Week 11 Update
Week 11 update from the Principal regarding Term 2
FROM THE PRINCIPAL
School Update - The Journey Ahead
This last two weeks have been a very busy and demanding time for all of our staff as they work toward creating…Online teaching and School on-site daily classrooms ready to go in Term 2.
Staff are spending many hours both day and night in meetings with leadership and each other as they put together programs to support your children both here at Cedar and at home.
There is so much we don’t know ahead of us and we need your support.
But here are a few things we do know:
- We have an amazing supportive parent community. This means so much to us.
- It’s going to be messy and that’s alright. Be forgiving and patient.
- It is only for a season. (next year we will be back to normal)
- We will not be able to deliver the standard of education that we have enjoyed in the past. (However, that won’t stop us from trying to achieve this)
- This is going to put pressure and stress on both teachers and parents that they have never experienced before.
- We will endeavour to assist any parents who are struggling financially, so please let us know.
Mr Peter Thomson, Principal
Navigating new waters
Below are some tips that might help you navigate through this difficult time.
- Children thrive on routine and predictability, both of which are in short supply right now for families across the country and well beyond. Despite the uncertainty in the community, you still can try to foster an environment that includes as much routine and predictability as possible.
- Acknowledge for your children that it may be frustrating, disappointing, and sad that activities have been cancelled or postponed. It also may be worrisome and stressful because none of us are sure when the return to more typical routines will happen. Let your children know that it is okay to have these feelings, and the family is going to do its best to make the most of these changes.
For mums, dads and caregivers, these changes have likely turned your world upside down, without sufficient time to prepare. You can feel exasperated and worried even when you’re trying to make the most of these experiences.
Try and keep a consistent schedule
- Sticking with a routine similar to the one practiced for typical school days will help make any return to school smoother, as well as give shape to each day. Try to keep your children’s morning and bedtime routines the same as if they were preparing for school. Keeping meal times the same also can help.
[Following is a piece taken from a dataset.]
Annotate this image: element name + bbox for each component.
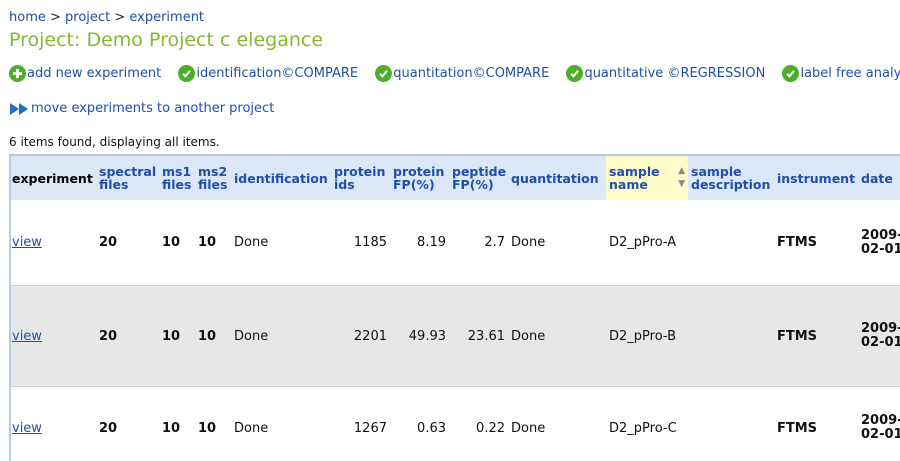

- Create a daily schedule that is structured for your children. You can foster a sense of collaboration and control for them by creating a list of activities and allowing your children to pick when they happen. For example, your children can pick during which hour-long blocks of time they do math work, science work, reading, etc. Look also to the advice your teachers give you for this.
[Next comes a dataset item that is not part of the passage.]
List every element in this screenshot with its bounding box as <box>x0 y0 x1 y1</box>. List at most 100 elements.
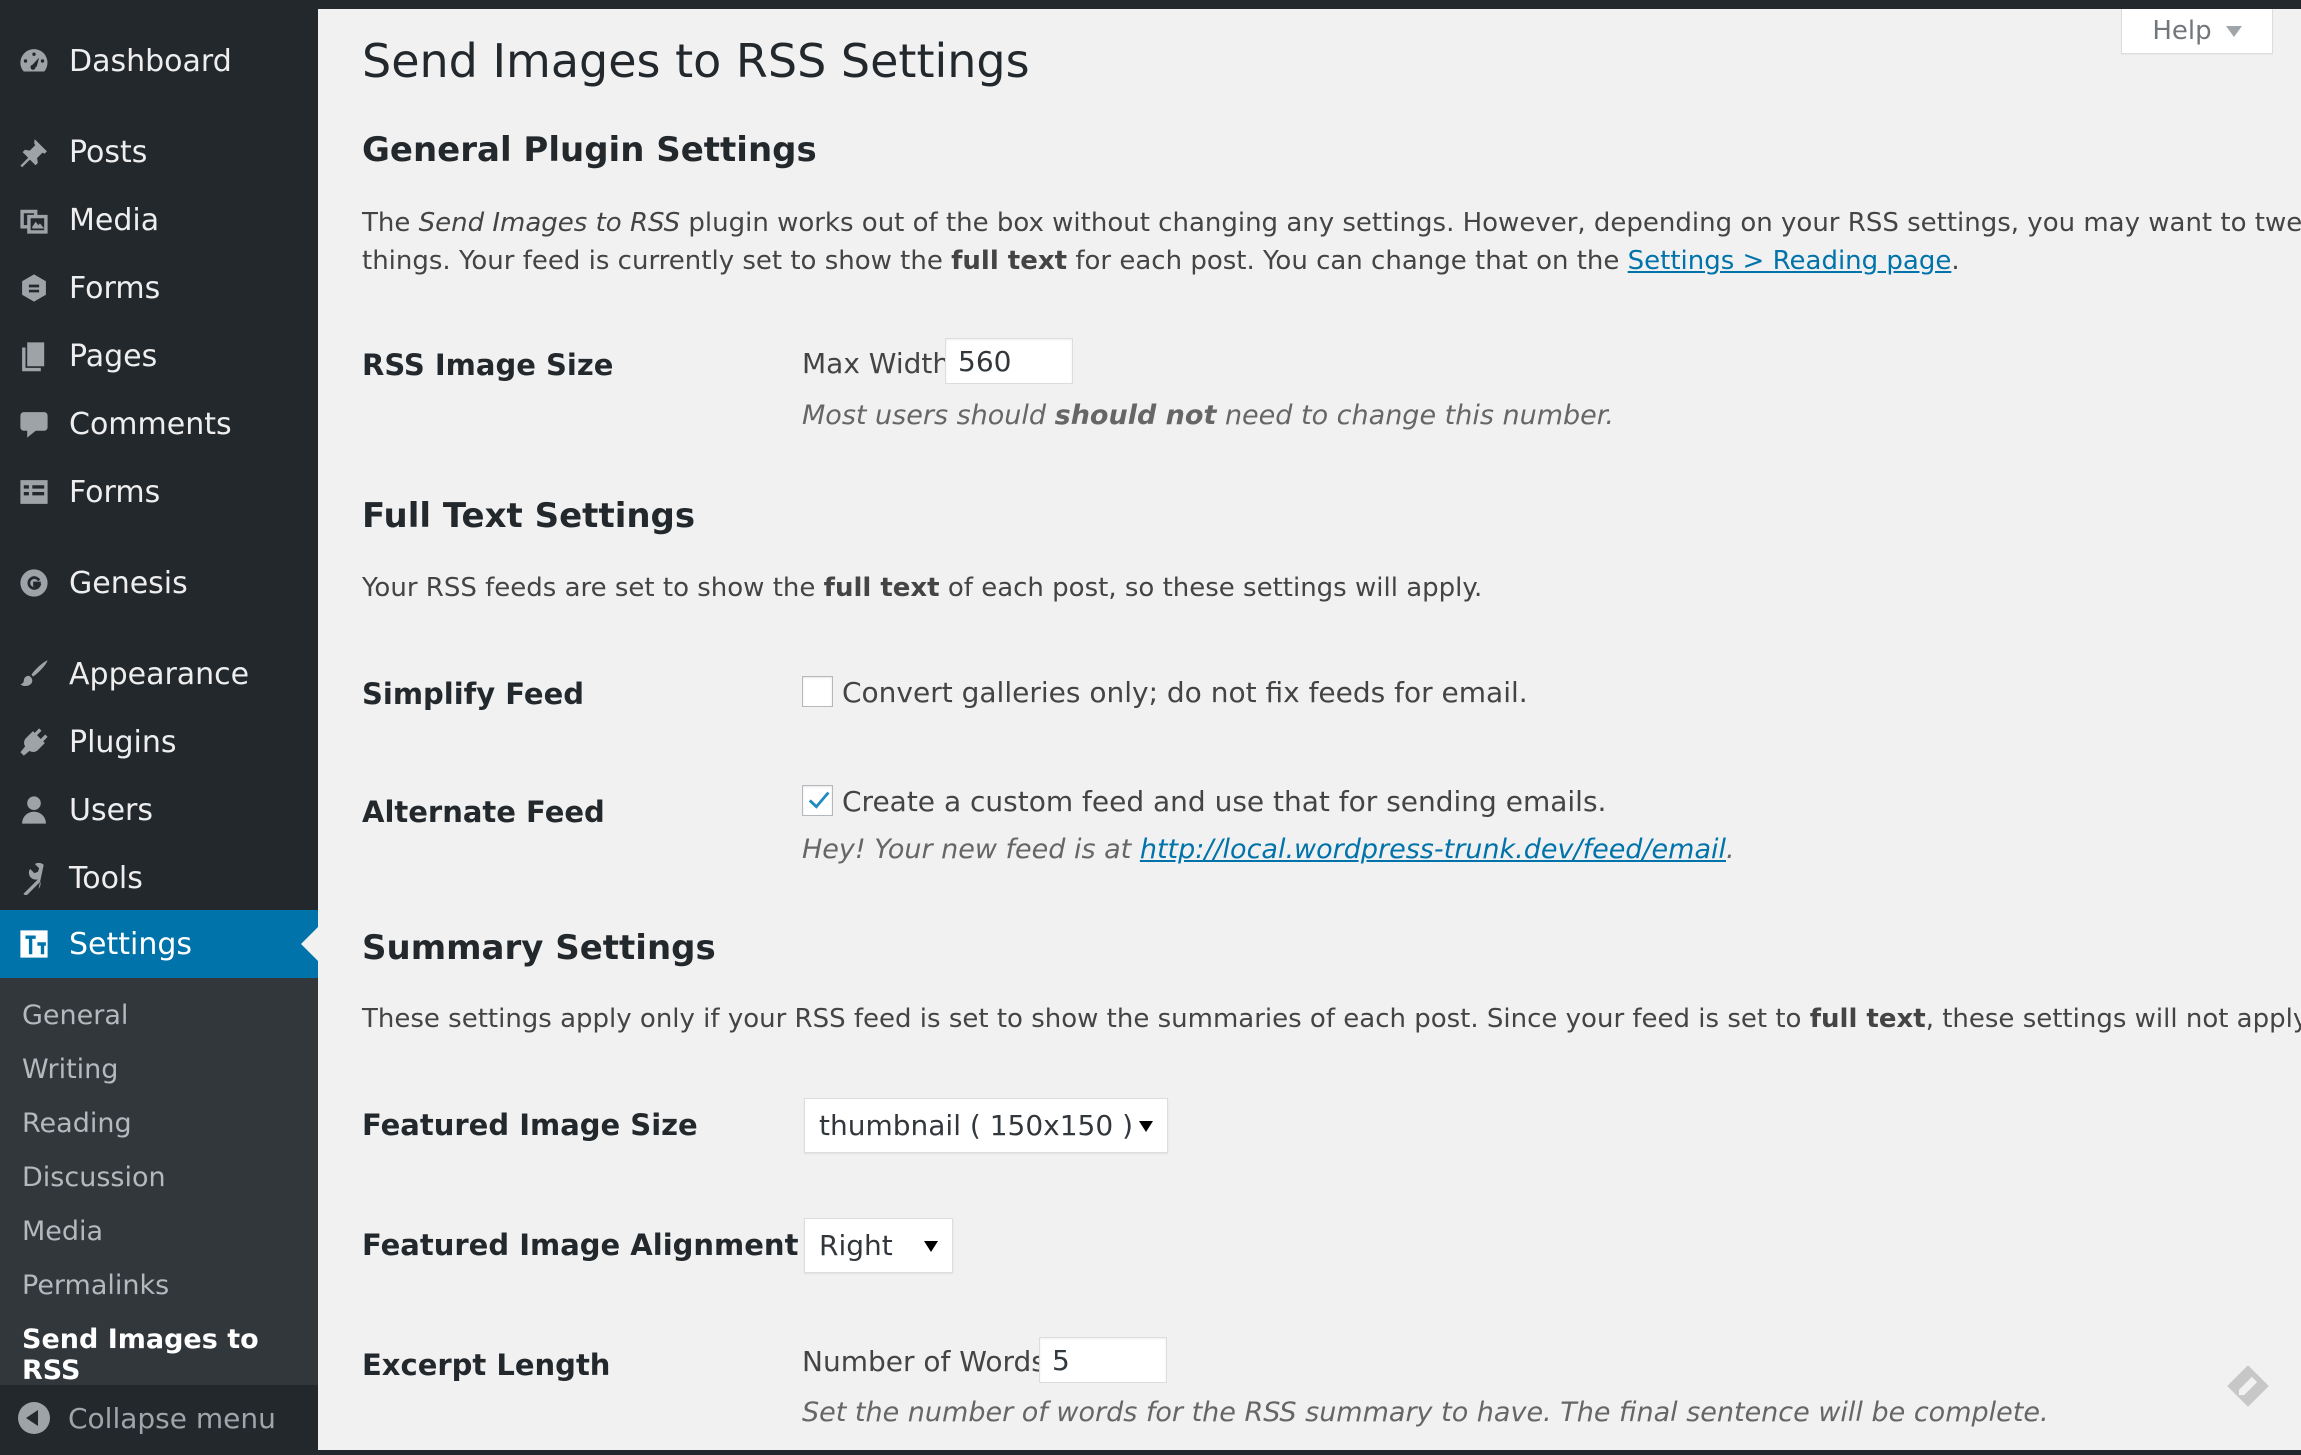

- Be creative. Perhaps children can do a craft during art time, write a song that lasts 20 seconds to sing for future hand-washing music, see how many jumping jacks they can do or choreograph a dance for PE, and do improv skits for drama.
- If more than one adult is at home or working from home, it might be helpful to coordinate your schedules as best you can to allow tag-team monitoring of your children’s schedule when needed.
Have a plan for screen time use
Screens will be in use more often now, due to online learning programs and virtual classrooms. If you have a screen time plan for your family, you still can keep that in place for the typical after-school hours. Your plan should focus on recreational screen time use, such as the use of video games. Review any screen time plan and limits with your family, to avoid potential attempts to negotiate and argue.
Be creative with socialising
Technology now allows us to get creative with social interactions to help prevent loneliness, while still adhering to social distancing guidelines. You can schedule virtual playdates for your children and Facetime calls with family members during after-school hours. Platforms such as Zoom allow children to have virtual group hangouts, so there are still ways to remain connected to others while staving off loneliness. This differs from online games that allow users to interact with unknown players. It’s important to monitor any virtual interactions that your children are having, to make sure those on the other end are known and appropriate connections.
Remember that you are not alone; we are in this together and doing our part as a community to keep everyone as healthy as possible.